Microsoft Expands Azure OpenAI Service

The Azure OpenAI Service adds corporate-tailored layers, including greater scaling capacity, private networking and access management

Coinciding with Build and fueled by innovations from OpenAI, Microsoft is expanding Azure OpenAI Service to support additional use cases. The service is in limited access preview, meaning customers who want to use it can apply for pay-as-you-go access. Previously, Azure OpenAI Service was available by invitation only. 

Late last year, Microsoft announced the launch of Azure OpenAI Service, a product designed to give businesses access to AI lab OpenAI’s technologies with added governance features. Initially invite-only as a part of Azure Cognitive Services, the service allows access to OpenAI’s API through the Azure platform for applications like language translation and text autocompletion.

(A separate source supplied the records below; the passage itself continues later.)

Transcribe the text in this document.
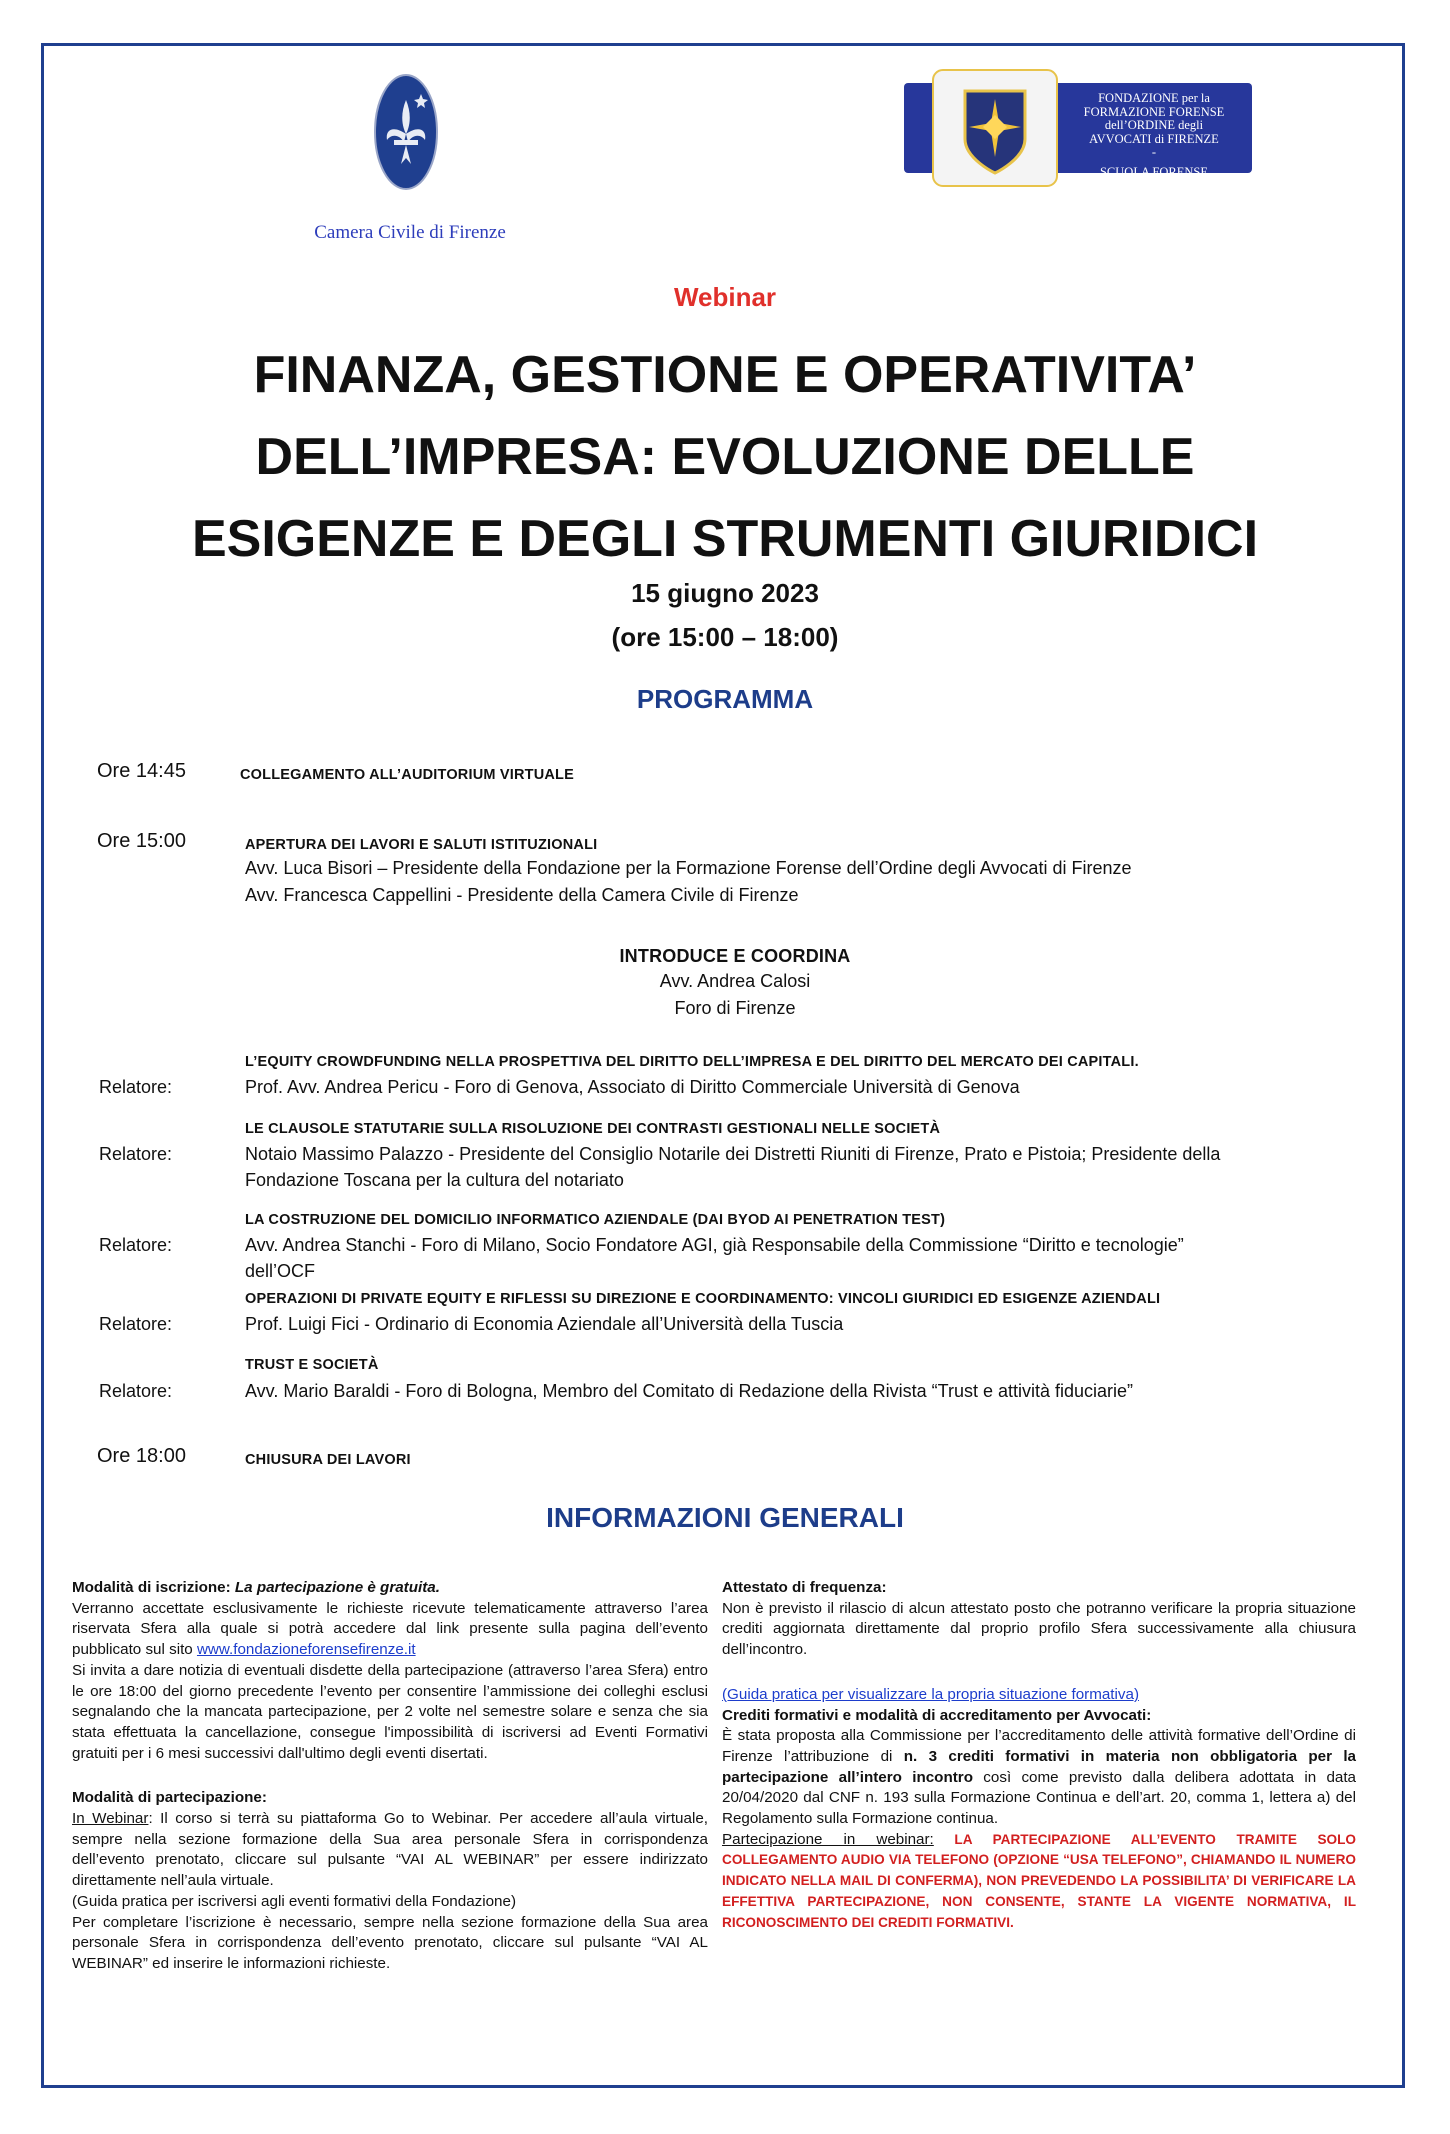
Camera Civile di Firenze
FONDAZIONE per la
FORMAZIONE FORENSE
dell’ORDINE degli
AVVOCATI di FIRENZE
-
SCUOLA FORENSE
Webinar
FINANZA, GESTIONE E OPERATIVITA’
DELL’IMPRESA: EVOLUZIONE DELLE
ESIGENZE E DEGLI STRUMENTI GIURIDICI
15 giugno 2023
(ore 15:00 – 18:00)
PROGRAMMA
Ore 14:45	COLLEGAMENTO ALL’AUDITORIUM VIRTUALE
Ore 15:00	APERTURA DEI LAVORI E SALUTI ISTITUZIONALI
Avv. Luca Bisori – Presidente della Fondazione per la Formazione Forense dell’Ordine degli Avvocati di Firenze
Avv. Francesca Cappellini - Presidente della Camera Civile di Firenze
INTRODUCE E COORDINA
Avv. Andrea Calosi
Foro di Firenze
L’EQUITY CROWDFUNDING NELLA PROSPETTIVA DEL DIRITTO DELL’IMPRESA E DEL DIRITTO DEL MERCATO DEI CAPITALI.
Relatore:	Prof. Avv. Andrea Pericu - Foro di Genova, Associato di Diritto Commerciale Università di Genova
LE CLAUSOLE STATUTARIE SULLA RISOLUZIONE DEI CONTRASTI GESTIONALI NELLE SOCIETÀ
Relatore:	Notaio Massimo Palazzo - Presidente del Consiglio Notarile dei Distretti Riuniti di Firenze, Prato e Pistoia; Presidente della
Fondazione Toscana per la cultura del notariato
LA COSTRUZIONE DEL DOMICILIO INFORMATICO AZIENDALE (DAI BYOD AI PENETRATION TEST)
Relatore:	Avv. Andrea Stanchi - Foro di Milano, Socio Fondatore AGI, già Responsabile della Commissione “Diritto e tecnologie”
dell’OCF
OPERAZIONI DI PRIVATE EQUITY E RIFLESSI SU DIREZIONE E COORDINAMENTO: VINCOLI GIURIDICI ED ESIGENZE AZIENDALI
Relatore:	Prof. Luigi Fici - Ordinario di Economia Aziendale all’Università della Tuscia
TRUST E SOCIETÀ
Relatore:	Avv. Mario Baraldi - Foro di Bologna, Membro del Comitato di Redazione della Rivista “Trust e attività fiduciarie”
Ore 18:00	CHIUSURA DEI LAVORI
INFORMAZIONI GENERALI

Modalità di iscrizione: La partecipazione è gratuita.

Verranno accettate esclusivamente le richieste ricevute telematicamente attraverso l’area riservata Sfera alla quale si potrà accedere dal link presente sulla pagina dell’evento pubblicato sul sito www.fondazioneforensefirenze.it

Si invita a dare notizia di eventuali disdette della partecipazione (attraverso l’area Sfera) entro le ore 18:00 del giorno precedente l’evento per consentire l’ammissione dei colleghi esclusi segnalando che la mancata partecipazione, per 2 volte nel semestre solare e senza che sia stata effettuata la cancellazione, consegue l'impossibilità di iscriversi ad Eventi Formativi gratuiti per i 6 mesi successivi dall'ultimo degli eventi disertati.

Modalità di partecipazione:

In Webinar: Il corso si terrà su piattaforma Go to Webinar. Per accedere all’aula virtuale, sempre nella sezione formazione della Sua area personale Sfera in corrispondenza dell’evento prenotato, cliccare sul pulsante “VAI AL WEBINAR” per essere indirizzato direttamente nell’aula virtuale.

(Guida pratica per iscriversi agli eventi formativi della Fondazione)

Per completare l’iscrizione è necessario, sempre nella sezione formazione della Sua area personale Sfera in corrispondenza dell’evento prenotato, cliccare sul pulsante “VAI AL WEBINAR” ed inserire le informazioni richieste.

Attestato di frequenza:

Non è previsto il rilascio di alcun attestato posto che potranno verificare la propria situazione crediti aggiornata direttamente dal proprio profilo Sfera successivamente alla chiusura dell’incontro.

(Guida pratica per visualizzare la propria situazione formativa)

Crediti formativi e modalità di accreditamento per Avvocati:

È stata proposta alla Commissione per l’accreditamento delle attività formative dell’Ordine di Firenze l’attribuzione di n. 3 crediti formativi in materia non obbligatoria per la partecipazione all’intero incontro così come previsto dalla delibera adottata in data 20/04/2020 dal CNF n. 193 sulla Formazione Continua e dell’art. 20, comma 1, lettera a) del Regolamento sulla Formazione continua.

Partecipazione in webinar: LA PARTECIPAZIONE ALL’EVENTO TRAMITE SOLO COLLEGAMENTO AUDIO VIA TELEFONO (OPZIONE “USA TELEFONO”, CHIAMANDO IL NUMERO INDICATO NELLA MAIL DI CONFERMA), NON PREVEDENDO LA POSSIBILITA’ DI VERIFICARE LA EFFETTIVA PARTECIPAZIONE, NON CONSENTE, STANTE LA VIGENTE NORMATIVA, IL RICONOSCIMENTO DEI CREDITI FORMATIVI.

Built by OpenAI, the models powering Azure OpenAI Service, including GPT-3, can be customised to perform tasks, from translating natural language into code to generating answers to questions. The Azure OpenAI Service adds corporate-tailored layers on top of the models that the API doesn’t, including greater scaling capacity, private networking and access management.

The improvements are in part thanks to InstructGPT, a family of GPT-3-based models recently developed by OpenAI that are less likely to generate problematic text while more closely aligning with a user’s intent. While InstructGPT isn’t perfect, its performance on internal tests at OpenAI was strong enough for the company to make it the default language-generating model in the OpenAI API.

Another new collection of models in Azure OpenAI Service, called embedding models, are turned to perform well on tasks like text similarity, text search and code search. Text similarity captures the semantic similarity between pieces of text, while text and code search find information in files to satisfy a set of criteria.

Beyond enhanced fine-tuning and new models, Azure OpenAI Service now offers access to Codex, which can generate code given a natural language prompt. Codex can be used for programming tasks, including transpilation, explaining code and refactoring code in languages spanning Python, JavaScript, Go, Perl, PHP, Ruby, Swift and TypeScript.

Peering into the future, Microsoft said it would continue to work closely with OpenAI to develop and figure out ways to commercialise the lab’s technologies. Microsoft maintains a close relationship with OpenAI, having invested $1 billion in the lab in 2020 and exclusively licensed GPT-3. Microsoft maintains an “AI supercomputer” in Azure that OpenAI uses to train its models, and the company has integrated GPT-3 and Codex into several of its services, including Power Apps and GitHub’s Copilot.